In 2012, the federal government charged Sila Luis with conspiracy to commit Medicare fraud. The scope of the alleged fraud was staggering—over $45 million, stemming from claims for home health services that were neither medically necessary nor actually performed. The government invoked the Fraud Injunction Act, a federal statute that authorizes a “restraining order” against assets when a person is “alienating or disposing of property, or intends to alienate or dispose of property” that is “obtained from” or “traceable to” certain federal offenses.
In such cases, § 1345(a)(2)(B) permits a court to prohibit the use of either tainted property “or property of equivalent value” before trial in order to ensure that sufficient assets are available to satisfy any judgment.

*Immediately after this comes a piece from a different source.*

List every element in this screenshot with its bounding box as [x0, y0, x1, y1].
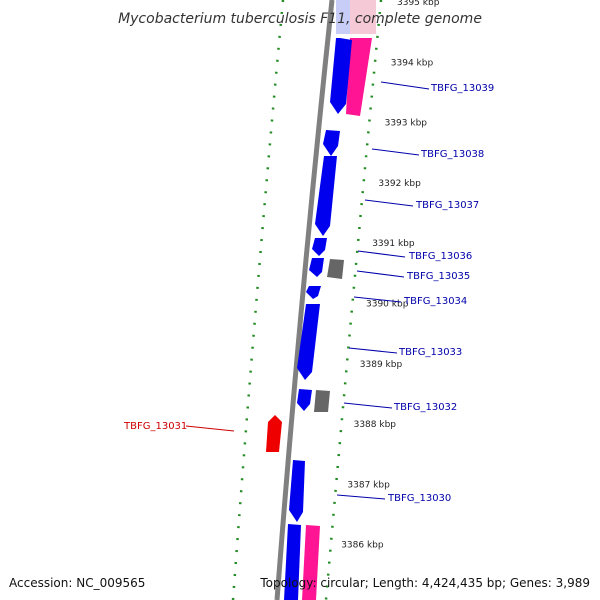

But rather than just freeze the allegedly tainted property, the federal government asked the district court below to freeze all of Luis’s assets, including those that were not even allegedly obtained through fraud. The district court did so.
It is highly questionable whether the Fraud injunction Act authorizes the restraint of all of Luis’s assets. As an amicus brief filed by Americans for Forfeiture Reform points out, the relevant statutory provisions are written in the present tense, strongly suggesting that the statute is designed “to stop fraudulent conduct before or while it is happening.”
The district court, however, concluded that Luis “has alienated or disposed of property, and unless enjoined could continue to alienate or dispose of property,” without any evidence that she either was presently doing so or intended to do so in the future.
Further, to freeze Luis’s property under § 1345(a)(2), the district court had to identify the property presently held by Luis that was “obtained from” or “traceable to” Luis’s alleged fraud. The district court did not analyze Luis’s current holdings. Instead, the district court focused only on the fact that Luis’s alleged health care offenses “resulted in $45 million of improper Medicare benefits being paid,” and imposed a $45 million freeze on all of her property, including $15 million of concededly legitimate assets. True, the district court could have concluded that $15 million was “property of equivalent value,” but not without identifying the presently-held tainted property that it was equivalent to. Nonetheless, Luis’s assets were frozen.
Luis then requested that the court release untainted assets that she could use to retain a lawyer. The request was refused. The district court’s reasoning, simply stated, was that money is fungible—as an alleged bank robber is not entitled to use money that he is said to have stolen to pay his lawyer, neither should he be able to spend the bank’s money and then use other money at hand to pay his lawyer.